Decline in 2014: Tesco shares almost halved in value
In February, Tesco CEO Philip Clarke set out a strategy to overhaul the business. This meant refurbishing its stores and simplifying offers instead of going for all-out expansion. But Right Side writer Bengt Saelensminde wasn’t convinced.
For him, the convenience of Lidl and Aldi posed too much of a challenge. In June, Tesco released some dire sales figures. A few weeks later, Clarke threw in the towel. Unilever veteran Dave Lewis was parachuted in to save the day – but he did not have long to settle in.

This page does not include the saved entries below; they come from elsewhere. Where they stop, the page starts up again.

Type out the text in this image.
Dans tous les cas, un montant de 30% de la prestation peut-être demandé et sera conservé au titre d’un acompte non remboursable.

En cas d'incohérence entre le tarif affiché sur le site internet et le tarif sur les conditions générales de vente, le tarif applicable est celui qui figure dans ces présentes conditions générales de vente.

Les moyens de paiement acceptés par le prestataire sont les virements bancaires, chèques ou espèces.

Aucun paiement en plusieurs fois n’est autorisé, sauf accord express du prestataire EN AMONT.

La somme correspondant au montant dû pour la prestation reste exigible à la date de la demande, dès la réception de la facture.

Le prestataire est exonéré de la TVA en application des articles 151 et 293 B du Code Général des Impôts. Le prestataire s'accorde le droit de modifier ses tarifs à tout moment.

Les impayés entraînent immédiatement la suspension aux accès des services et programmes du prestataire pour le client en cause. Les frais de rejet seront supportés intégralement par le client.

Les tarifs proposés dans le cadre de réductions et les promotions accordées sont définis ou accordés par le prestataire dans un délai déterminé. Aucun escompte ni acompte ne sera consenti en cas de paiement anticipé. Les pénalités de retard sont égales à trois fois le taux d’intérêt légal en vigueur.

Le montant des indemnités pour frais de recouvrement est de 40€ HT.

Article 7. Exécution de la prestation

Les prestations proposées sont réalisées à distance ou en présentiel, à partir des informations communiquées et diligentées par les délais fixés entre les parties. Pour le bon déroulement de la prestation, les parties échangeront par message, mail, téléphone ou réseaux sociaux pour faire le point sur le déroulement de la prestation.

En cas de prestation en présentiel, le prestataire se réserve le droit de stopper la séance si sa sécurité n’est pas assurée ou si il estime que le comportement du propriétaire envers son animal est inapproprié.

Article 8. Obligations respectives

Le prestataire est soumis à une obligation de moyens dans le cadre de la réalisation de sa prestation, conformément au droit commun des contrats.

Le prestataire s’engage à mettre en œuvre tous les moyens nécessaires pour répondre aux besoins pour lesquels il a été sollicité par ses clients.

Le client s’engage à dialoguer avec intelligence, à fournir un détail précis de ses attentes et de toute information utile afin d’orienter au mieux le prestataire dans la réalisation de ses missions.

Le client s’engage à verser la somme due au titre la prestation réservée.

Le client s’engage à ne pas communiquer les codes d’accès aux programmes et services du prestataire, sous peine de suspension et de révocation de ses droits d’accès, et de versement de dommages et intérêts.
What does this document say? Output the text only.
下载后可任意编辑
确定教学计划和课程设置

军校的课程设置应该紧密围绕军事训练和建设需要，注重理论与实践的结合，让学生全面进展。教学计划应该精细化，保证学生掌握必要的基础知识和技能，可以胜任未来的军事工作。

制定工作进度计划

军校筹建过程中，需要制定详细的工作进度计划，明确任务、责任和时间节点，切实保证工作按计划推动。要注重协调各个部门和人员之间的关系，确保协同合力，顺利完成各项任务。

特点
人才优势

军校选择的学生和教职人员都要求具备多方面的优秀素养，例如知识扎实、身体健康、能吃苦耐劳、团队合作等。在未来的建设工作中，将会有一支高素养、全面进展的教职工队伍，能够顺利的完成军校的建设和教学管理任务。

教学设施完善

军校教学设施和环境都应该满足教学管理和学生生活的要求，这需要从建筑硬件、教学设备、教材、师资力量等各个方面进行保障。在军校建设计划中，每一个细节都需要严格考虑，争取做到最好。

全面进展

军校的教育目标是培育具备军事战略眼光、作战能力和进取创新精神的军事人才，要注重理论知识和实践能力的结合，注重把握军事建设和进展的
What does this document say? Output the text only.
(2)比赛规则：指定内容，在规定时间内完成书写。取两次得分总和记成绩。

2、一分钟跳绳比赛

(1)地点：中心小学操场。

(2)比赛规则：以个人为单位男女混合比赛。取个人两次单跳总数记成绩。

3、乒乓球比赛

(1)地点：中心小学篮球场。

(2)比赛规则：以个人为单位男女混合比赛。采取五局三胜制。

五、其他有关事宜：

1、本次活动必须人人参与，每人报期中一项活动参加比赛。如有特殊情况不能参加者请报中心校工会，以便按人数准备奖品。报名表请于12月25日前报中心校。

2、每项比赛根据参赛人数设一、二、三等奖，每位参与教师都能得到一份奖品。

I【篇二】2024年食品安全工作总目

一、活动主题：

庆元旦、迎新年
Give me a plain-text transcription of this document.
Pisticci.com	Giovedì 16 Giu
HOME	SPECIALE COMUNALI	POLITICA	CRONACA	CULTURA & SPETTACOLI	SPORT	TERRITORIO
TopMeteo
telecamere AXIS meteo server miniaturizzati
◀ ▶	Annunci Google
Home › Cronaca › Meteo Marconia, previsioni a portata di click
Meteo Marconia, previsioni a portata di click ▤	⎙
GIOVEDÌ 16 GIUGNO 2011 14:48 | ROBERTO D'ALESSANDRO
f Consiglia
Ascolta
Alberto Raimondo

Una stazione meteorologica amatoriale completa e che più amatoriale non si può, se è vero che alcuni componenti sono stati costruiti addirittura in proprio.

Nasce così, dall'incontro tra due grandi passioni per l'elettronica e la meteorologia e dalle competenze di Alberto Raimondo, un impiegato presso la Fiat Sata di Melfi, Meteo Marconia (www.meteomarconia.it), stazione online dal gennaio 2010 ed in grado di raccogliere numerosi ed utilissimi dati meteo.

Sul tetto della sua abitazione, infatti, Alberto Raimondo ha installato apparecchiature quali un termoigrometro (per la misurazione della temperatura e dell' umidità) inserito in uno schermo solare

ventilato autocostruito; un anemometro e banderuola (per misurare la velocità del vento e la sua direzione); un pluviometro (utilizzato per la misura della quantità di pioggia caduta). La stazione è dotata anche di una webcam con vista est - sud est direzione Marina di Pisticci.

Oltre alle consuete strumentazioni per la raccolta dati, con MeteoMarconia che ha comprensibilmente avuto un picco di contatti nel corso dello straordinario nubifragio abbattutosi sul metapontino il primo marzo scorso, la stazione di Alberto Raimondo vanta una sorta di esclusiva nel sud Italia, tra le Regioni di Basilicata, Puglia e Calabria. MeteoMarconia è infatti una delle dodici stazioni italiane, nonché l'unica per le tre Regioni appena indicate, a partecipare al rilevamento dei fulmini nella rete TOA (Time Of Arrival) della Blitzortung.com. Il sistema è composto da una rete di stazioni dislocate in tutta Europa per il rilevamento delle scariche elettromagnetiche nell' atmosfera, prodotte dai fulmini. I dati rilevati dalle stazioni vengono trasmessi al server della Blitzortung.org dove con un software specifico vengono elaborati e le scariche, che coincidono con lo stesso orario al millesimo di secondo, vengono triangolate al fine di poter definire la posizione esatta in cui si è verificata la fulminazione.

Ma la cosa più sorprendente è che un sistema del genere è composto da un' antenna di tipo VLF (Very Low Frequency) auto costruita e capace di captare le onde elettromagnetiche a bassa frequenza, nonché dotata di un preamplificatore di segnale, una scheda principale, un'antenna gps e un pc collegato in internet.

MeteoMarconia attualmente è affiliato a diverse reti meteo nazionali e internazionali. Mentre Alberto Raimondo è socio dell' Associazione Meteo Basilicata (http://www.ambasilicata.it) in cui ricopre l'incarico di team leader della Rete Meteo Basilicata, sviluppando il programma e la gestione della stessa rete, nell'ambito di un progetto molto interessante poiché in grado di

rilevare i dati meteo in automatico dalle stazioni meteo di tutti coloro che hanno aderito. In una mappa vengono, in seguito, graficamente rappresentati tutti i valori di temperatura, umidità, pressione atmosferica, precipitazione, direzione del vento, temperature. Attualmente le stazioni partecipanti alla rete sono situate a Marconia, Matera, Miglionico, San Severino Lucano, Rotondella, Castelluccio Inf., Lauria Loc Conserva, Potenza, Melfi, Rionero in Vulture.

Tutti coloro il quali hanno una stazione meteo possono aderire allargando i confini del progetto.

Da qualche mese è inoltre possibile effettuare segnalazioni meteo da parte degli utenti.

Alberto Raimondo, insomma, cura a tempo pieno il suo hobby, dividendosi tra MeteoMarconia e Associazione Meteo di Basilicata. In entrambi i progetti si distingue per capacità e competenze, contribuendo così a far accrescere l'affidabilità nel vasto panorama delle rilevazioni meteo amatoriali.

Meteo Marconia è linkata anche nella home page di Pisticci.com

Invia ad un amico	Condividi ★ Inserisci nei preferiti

The coming of autumn brought with it the mother of all accounting scandals. Four senior managers were suspended and shares plunged 12% in a day. The Daily Telegraph reported that the “Tesco black hole may be larger than feared”.
Who are the losers?
Warren Buffett, who dumped a third of his holdings, admitted he’d made “a huge mistake”.
Who are the winners?
Sports Direct boss Mike Ashley went bottom-fishing in 2014, splashing out £43m on Tesco shares – a gamble that’s yet to pay off.
What happens next?
Tesco shares have been like one of its own-brand ready meals getting too close to the expiry date – the price keeps getting marked down, but you know that if you buy, you may live to regret it.
Bengt Saelensminde got out one of his favourite tools – Bollinger bands – in April, but couldn’t bring himself to tip it. And nor could Ed Bowsher – check out his video from the summer. MoneyWeek’s number-cruncher Phil Oakley is not writing off the shares falling below a pound.
What have we learned?
When you get to the top, the only way is down.